Newsprint supply is tightening, and YOU are affected
Published 12:03 am Saturday, April 7, 2018
The paper (newsprint) used to print L’OBSERVATEUR you hold in your hands cost 10 percent more than it did just a few weeks ago – and is likely to cost as much as 40 percent more in coming months, newspaper industry experts predict.
In what sounds like a farfetched scenario, tightening American newsprint supplies could threaten newspapers’ ability to print at all, the same experts say.
Forces beyond the control of L’OBSERVATEUR – and thousands of community newspapers like us across America – are to blame, but our response will be noticeable to you, our readers:
Fewer pages. For the past several years, our smallest weekday edition has been 12 pages. On light advertising days, we will now publish 10 pages.
Higher subscription prices. For the past decade, we’ve charged $37.39 a year for home delivery of our newspaper. We may have to charge more.
More online news. Our news staff routinely produces more local news and photographs than will fit in our print edition. Increasingly, we will rely on our website, where we have unlimited space, to publish excess news.
Why is newsprint becoming more expensive and scarcer? Two reasons: one long in the making, the other recent.
Because of the struggles of big-city newspapers, newsprint consumption in America has decreased 75 percent over the past two decades. As demand dropped, many American newsprint mills closed or converted to making other paper products.
Newsprint mills in neighboring Canada filled supply gaps as domestic production capacity dwindled.
The result was market equilibrium and stable newsprint prices for much of the past decade – until last summer, when a small, hedge fund-owned newsprint mill in faraway Washington State caused a market jolt that no one saw coming.
North Pacific Paper Co., or NORPAC, complained to the U.S. Department of Commerce and the International Trade Commission that Canadian producers were violating trade laws by receiving government loan assistance and harvesting trees on government land – advantages that allowed them to sell paper in the United States cheaper than American mills could.

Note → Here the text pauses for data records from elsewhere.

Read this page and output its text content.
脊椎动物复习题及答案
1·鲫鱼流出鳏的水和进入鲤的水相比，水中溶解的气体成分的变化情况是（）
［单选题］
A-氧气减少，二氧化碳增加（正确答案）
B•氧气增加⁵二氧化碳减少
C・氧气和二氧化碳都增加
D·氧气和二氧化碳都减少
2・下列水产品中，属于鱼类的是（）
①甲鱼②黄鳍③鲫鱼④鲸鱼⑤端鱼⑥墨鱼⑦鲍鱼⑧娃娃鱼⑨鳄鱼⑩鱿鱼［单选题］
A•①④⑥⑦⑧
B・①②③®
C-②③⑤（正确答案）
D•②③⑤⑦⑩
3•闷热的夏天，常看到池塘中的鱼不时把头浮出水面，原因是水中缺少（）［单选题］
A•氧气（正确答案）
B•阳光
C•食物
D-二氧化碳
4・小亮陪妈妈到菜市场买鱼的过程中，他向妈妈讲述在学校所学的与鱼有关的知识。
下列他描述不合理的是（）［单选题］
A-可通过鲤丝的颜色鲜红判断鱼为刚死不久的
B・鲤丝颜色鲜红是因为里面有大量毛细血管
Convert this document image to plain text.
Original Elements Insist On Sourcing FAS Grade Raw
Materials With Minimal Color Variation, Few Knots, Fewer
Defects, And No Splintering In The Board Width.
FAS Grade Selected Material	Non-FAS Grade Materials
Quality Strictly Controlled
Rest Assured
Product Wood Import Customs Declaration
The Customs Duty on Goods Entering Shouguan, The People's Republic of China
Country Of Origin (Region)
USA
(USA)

No other paper manufacturers have complained.
Pending results of an investigation that is ongoing, preliminary duties against Canadian producers of 7 percent to 10 percent began in January, followed by an additional 22 percent in March.
Major newsprint makers, most of whom have mills in both countries, have announced major price increases in response.
For the record, L’OBSERVATEUR is printed almost entirely on paper made in Mississippi.
Community newspapers like ours represent a sliver of newspaper demand. Despite still-healthy print readership, we alone cannot create enough demand to stimulate the U.S. newsprint market and bring shuttered mills back to life.
Yet our need for newsprint to fulfill our obligation to readers is as enduring as that of the Washington Post or New York Times.
How can you help? If you are so inclined, call U.S. Reps. Cedric Richmond and Garret Graves, as well as U.S. Sens. John Kennedy and Bill Cassidy and ask them to take a stand for community newspapers. You or I cannot express an opinion to the Department of Commerce or International Trade Commission, but senators and representatives can.